The Prudential Regulation Authority (PRA) has launched a consultation on allowing life insurers to package risk for the capital markets, to help life insurers’ access alternative forms of capital and support sustainable growth in the UK economy.
Following market feedback suggesting traditional sources of capital, such as listed equity and debt, are becoming less accessible for some firms, the regulator is considering various structures such as modified Insurance Special Purpose Vehicles (ISPVs) or approaches used in other markets.
While General insurance (GI) firms already use transformer vehicles for transferring insurance risk to capital markets, these are better suited to short-term use, the PRA said, adding that it plans to work collaboratively with the industry to identify potential changes to the existing insurance regulatory framework to support firms in accessing third party capital.
Potential use cases for capital flexibility include:
- Patient asset deployment: By partnering with third-party capital providers who are willing to accept short term volatility, UK life insurers could take a longer-term view of investing annuity premiums.

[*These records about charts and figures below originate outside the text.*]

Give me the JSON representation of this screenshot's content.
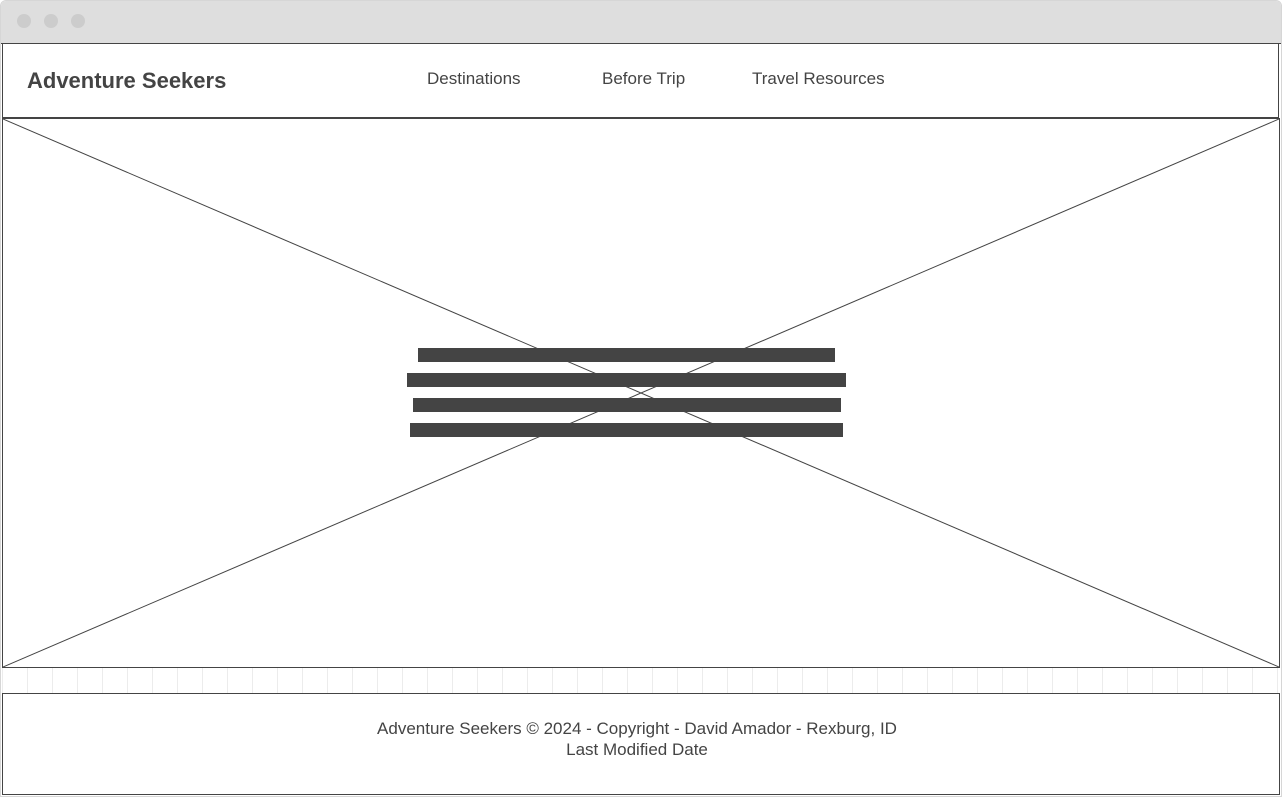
{
  "header": {
    "brand": "Adventure Seekers",
    "nav": [
      {
        "label": "Destinations"
      },
      {
        "label": "Before Trip"
      },
      {
        "label": "Travel Resources"
      }
    ]
  },
  "hero": {
    "placeholder_icon": "image-placeholder-icon"
  },
  "footer": {
    "copyright": "Adventure Seekers © 2024 - Copyright - David Amador - Rexburg, ID",
    "last_modified": "Last Modified Date"
  },
  "colors": {
    "ink": "#444444",
    "titlebar": "#dedede",
    "window_dot": "#cccccc"
  }
}
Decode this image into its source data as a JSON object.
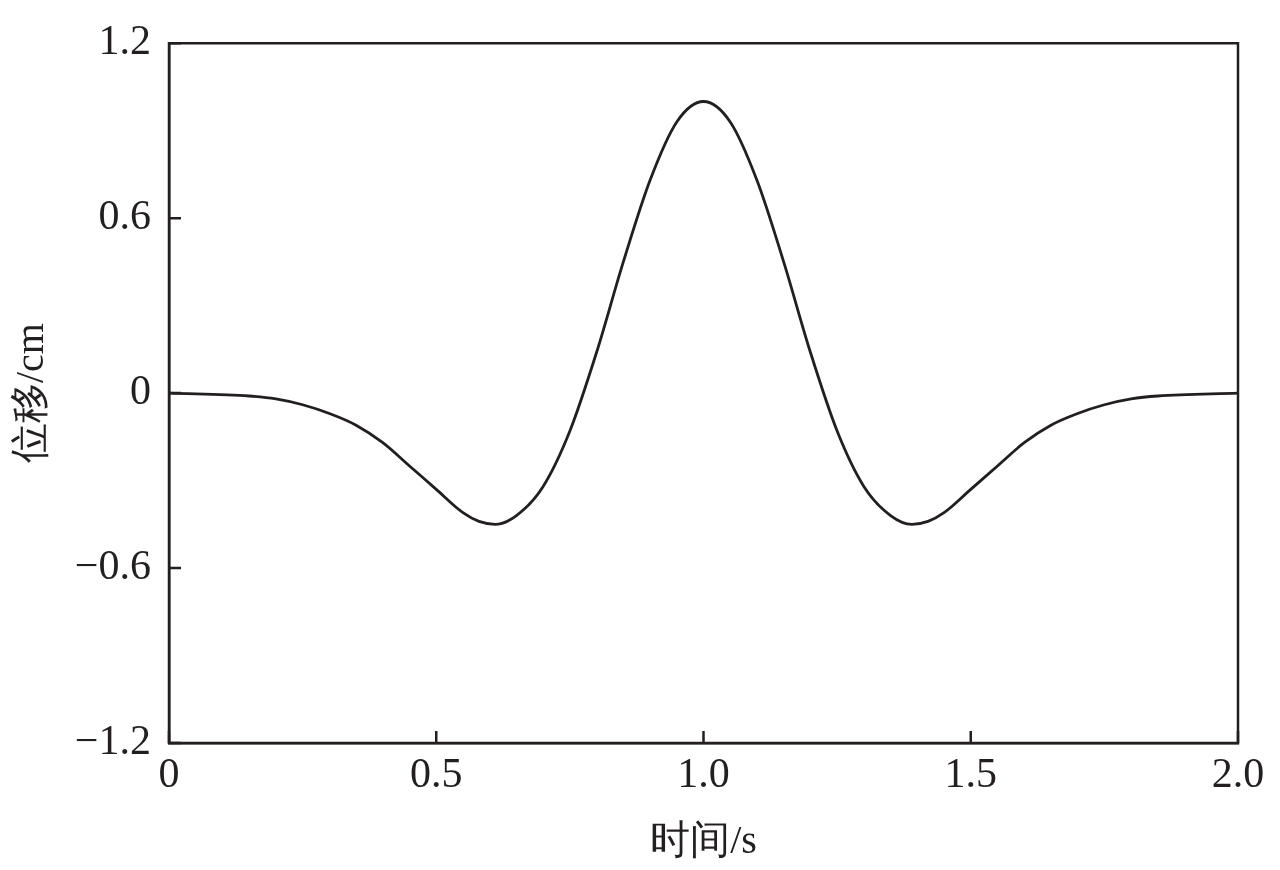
{
  "chart_data": {
    "type": "line",
    "xlabel": "时间/s",
    "ylabel": "位移/cm",
    "x": [
      0,
      0.15,
      0.2,
      0.25,
      0.3,
      0.35,
      0.4,
      0.45,
      0.5,
      0.55,
      0.58,
      0.61,
      0.65,
      0.7,
      0.75,
      0.8,
      0.85,
      0.9,
      0.95,
      1,
      1.05,
      1.1,
      1.15,
      1.2,
      1.25,
      1.3,
      1.35,
      1.39,
      1.42,
      1.45,
      1.5,
      1.55,
      1.6,
      1.65,
      1.7,
      1.75,
      1.8,
      1.85,
      2
    ],
    "series": [
      {
        "color": "#231f20",
        "values": [
          0,
          -0.01,
          -0.02,
          -0.04,
          -0.07,
          -0.11,
          -0.17,
          -0.25,
          -0.33,
          -0.41,
          -0.44,
          -0.45,
          -0.42,
          -0.32,
          -0.13,
          0.14,
          0.45,
          0.73,
          0.93,
          1,
          0.93,
          0.73,
          0.45,
          0.14,
          -0.13,
          -0.32,
          -0.42,
          -0.45,
          -0.44,
          -0.41,
          -0.33,
          -0.25,
          -0.17,
          -0.11,
          -0.07,
          -0.04,
          -0.02,
          -0.01,
          0
        ]
      }
    ],
    "xlim": [
      0,
      2
    ],
    "xticks": [
      0,
      0.5,
      {
        "value": 1,
        "label": "1.0"
      },
      1.5,
      {
        "value": 2,
        "label": "2.0"
      }
    ],
    "ylim": [
      -1.2,
      1.2
    ],
    "yticks": [
      {
        "value": -1.2,
        "label": "−1.2"
      },
      {
        "value": -0.6,
        "label": "−0.6"
      },
      0,
      0.6,
      1.2
    ],
    "line_style": "solid"
  }
}
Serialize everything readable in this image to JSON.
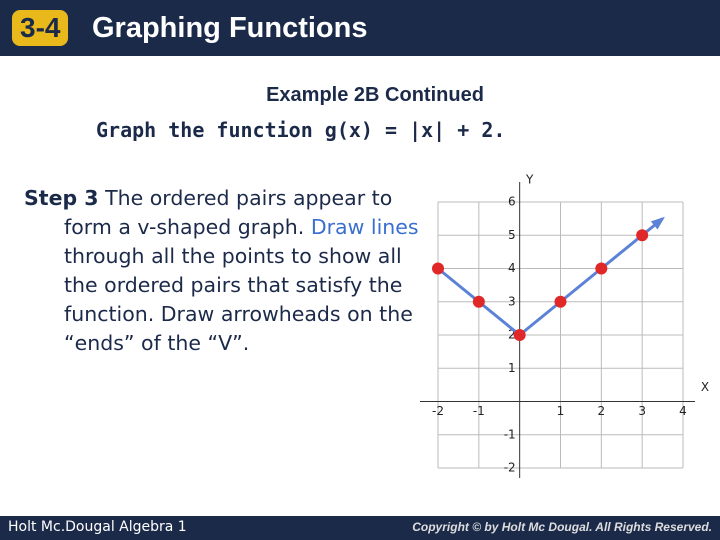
{
  "header": {
    "number": "3-4",
    "title": "Graphing Functions"
  },
  "subtitle": "Example 2B Continued",
  "prompt": "Graph the function g(x) = |x| + 2.",
  "body": {
    "step": "Step 3",
    "text1": " The ordered pairs appear to form a v-shaped graph. ",
    "highlight": "Draw lines",
    "text2": " through all the points to show all the ordered pairs that satisfy the function. Draw arrowheads on the “ends” of the “V”."
  },
  "footer": {
    "left": "Holt Mc.Dougal Algebra 1",
    "right": "Copyright © by Holt Mc Dougal. All Rights Reserved."
  },
  "chart_data": {
    "type": "line",
    "x_label": "X",
    "y_label": "Y",
    "x": [
      -2,
      -1,
      0,
      1,
      2,
      3
    ],
    "series": [
      {
        "color": "#5b82d6",
        "marker_color": "#e02828",
        "values": [
          4,
          3,
          2,
          3,
          4,
          5
        ]
      }
    ],
    "xlim": [
      -2,
      4
    ],
    "ylim": [
      -2,
      6
    ],
    "xticks": [
      -2,
      -1,
      1,
      2,
      3,
      4
    ],
    "yticks": [
      -2,
      -1,
      1,
      2,
      3,
      4,
      5,
      6
    ],
    "grid": true
  }
}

- Demographic reinsurance capacity: Alternative life capital could provide additional capacity allowing UK life insurers to diversify their reinsurance counterparties. Investors could assume the longevity / mortality risk on a portion of a life insurer’s book, investing in risks that are largely uncorrelated to traditional investment risks.
- Management of credit risk concentrations: Alternative life capital could allow life insurers more flexibility in the management of the credit risks on their investment portfolios, balancing the needs of their shareholders while making the most of the opportunities available to them. Alternative life capital could assume the credit risk on a portion of an insurer’s asset portfolio, freeing it to deploy its own capital elsewhere.
- Supporting annuity transactions: It could also be possible for alternative life capital to be used to support some, or all the capital required for a given block of annuity business. This could be structured as a partnership where an insurer remains responsible for the management of the investment portfolio, and the administration of the claims, but the unexpected risks associated with the business are transferred. It could also be used where UK pension scheme sponsors opt to retain some participation in the underlying economics of their pension schemes.
- Breadth of life insurance business models: While the PRA is impartial as to the legal status of firms, it recognises the value of corporate diversity and understands the unique role that mutuals play in the fabric of the wider financial system. In particular, mutual insurers may support sectors of the market which are underserved by proprietary firms. Alternative life capital could potentially provide flexibility to the UK mutual business model by providing some firms with an alternative means to access additional capital.
- Product development: There is a growing protection gap in life and retirement products globally, given the ageing populations in developed economies. To address this gap, life insurers need to innovate, and alternative life capital could provide insurers with flexible access to an investor base that may aid innovation.
The deadline for responses to the discussion paper is 6 February 2026.